De plus, l'ANSM alerte sur l’acétate de nomégestrol (Lutényl® et génériques) et sur l’acétate de chlormadinone (Lutéran® et génériques) utilisés dans la prise en charge de la ménopause (mais aussi des troubles menstruels ou de l’endométriose). En effet, les personnes traitées par acétate de nomégestrol voient leur risque de développer un méningiome multiplié par 3,3 après six mois de traitement, puis par 12,5 après cinq ans de traitement. Pour l’acétate de chlormadinone, le risque est multiplié par 3,4 après six mois et par 7 après trois ans et demi.

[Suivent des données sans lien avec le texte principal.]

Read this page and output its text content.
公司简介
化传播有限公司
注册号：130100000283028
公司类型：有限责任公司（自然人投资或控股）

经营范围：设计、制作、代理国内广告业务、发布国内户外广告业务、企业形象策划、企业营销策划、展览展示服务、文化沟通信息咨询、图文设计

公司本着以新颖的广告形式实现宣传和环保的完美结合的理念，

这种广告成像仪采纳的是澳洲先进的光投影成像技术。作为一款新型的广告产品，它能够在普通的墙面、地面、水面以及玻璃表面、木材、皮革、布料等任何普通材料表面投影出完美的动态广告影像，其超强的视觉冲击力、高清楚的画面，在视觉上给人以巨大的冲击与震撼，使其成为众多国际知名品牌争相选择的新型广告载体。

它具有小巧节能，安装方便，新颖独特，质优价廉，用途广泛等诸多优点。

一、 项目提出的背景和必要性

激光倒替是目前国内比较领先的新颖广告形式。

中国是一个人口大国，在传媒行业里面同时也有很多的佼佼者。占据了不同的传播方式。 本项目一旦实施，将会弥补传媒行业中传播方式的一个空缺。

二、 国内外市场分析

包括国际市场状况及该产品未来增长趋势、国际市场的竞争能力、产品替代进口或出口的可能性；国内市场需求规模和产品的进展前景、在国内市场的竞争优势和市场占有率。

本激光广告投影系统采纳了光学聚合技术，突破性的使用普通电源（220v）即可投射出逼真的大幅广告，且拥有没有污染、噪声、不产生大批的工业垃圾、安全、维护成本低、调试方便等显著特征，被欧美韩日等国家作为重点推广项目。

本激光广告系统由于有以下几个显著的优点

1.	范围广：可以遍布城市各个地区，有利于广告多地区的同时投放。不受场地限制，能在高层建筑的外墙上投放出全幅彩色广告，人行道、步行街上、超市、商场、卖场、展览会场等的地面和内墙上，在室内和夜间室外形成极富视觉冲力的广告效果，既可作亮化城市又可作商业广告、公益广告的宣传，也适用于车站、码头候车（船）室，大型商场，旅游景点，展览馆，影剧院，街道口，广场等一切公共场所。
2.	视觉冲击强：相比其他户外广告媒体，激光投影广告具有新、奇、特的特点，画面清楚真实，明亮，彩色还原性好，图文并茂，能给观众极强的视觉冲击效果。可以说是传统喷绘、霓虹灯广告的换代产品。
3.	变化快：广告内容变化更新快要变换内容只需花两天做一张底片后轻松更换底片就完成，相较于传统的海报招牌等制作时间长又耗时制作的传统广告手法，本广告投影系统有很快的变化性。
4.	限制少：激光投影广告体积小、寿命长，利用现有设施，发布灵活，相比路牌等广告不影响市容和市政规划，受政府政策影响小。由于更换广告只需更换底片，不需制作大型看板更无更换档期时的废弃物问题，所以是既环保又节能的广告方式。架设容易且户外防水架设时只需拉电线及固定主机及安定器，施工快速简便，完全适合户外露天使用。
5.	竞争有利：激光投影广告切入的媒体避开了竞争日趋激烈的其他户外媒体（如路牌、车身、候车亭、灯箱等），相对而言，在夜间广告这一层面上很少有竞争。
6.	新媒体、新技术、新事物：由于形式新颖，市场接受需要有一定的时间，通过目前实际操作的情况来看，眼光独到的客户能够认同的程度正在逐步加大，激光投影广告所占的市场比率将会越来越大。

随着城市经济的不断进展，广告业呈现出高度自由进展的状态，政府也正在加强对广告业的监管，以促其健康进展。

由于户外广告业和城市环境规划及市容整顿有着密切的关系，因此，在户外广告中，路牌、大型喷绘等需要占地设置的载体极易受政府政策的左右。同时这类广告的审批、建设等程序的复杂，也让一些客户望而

La surveillance du traitement hormonal substitutif

A l'heure actuelle, ce traitement est très encadré :

  • Les indications et contre-indications sont bien évaluées.
  • La dose utilisée est la dose minimale efficace.
  • La durée du traitement est réévaluée chaque année (en moyenne pour une durée totale de 5 ans).
  • Une surveillance clinique est réalisée une fois par an (surveillance cardiovasculaire, palpation des seins...).
  • Un dépistage du cancer du sein par mammographie est réalisé tous les 2 ans (comme pour toutes les femmes ménopausées à partir de 50 ans).
  • Les femmes traitées ou ayant été traitées par acétate de nomégestrol (Lutényl et génériques) ou acétate de chlormadinone (Lutéran et génériques) et présentant des symptômes évocateurs d’un méningiome (maux de tête fréquents, troubles de vision, du langage ou de l’audition, vertiges, troubles de la mémoire…) doivent consulter leur médecin qui leur prescrira une imagerie cérébrale (IRM).

Le THS peut nettement améliorer votre qualité de vie et soulager les symptômes de votre ménopause. Ses avantages et inconvénients doivent être discutés et réévalués régulièrement. Votre médecin généraliste et /ou votre gynécologue sont les mieux à même pour savoir si ce traitement est adapté à votre cas. Demandez-leur leur avis.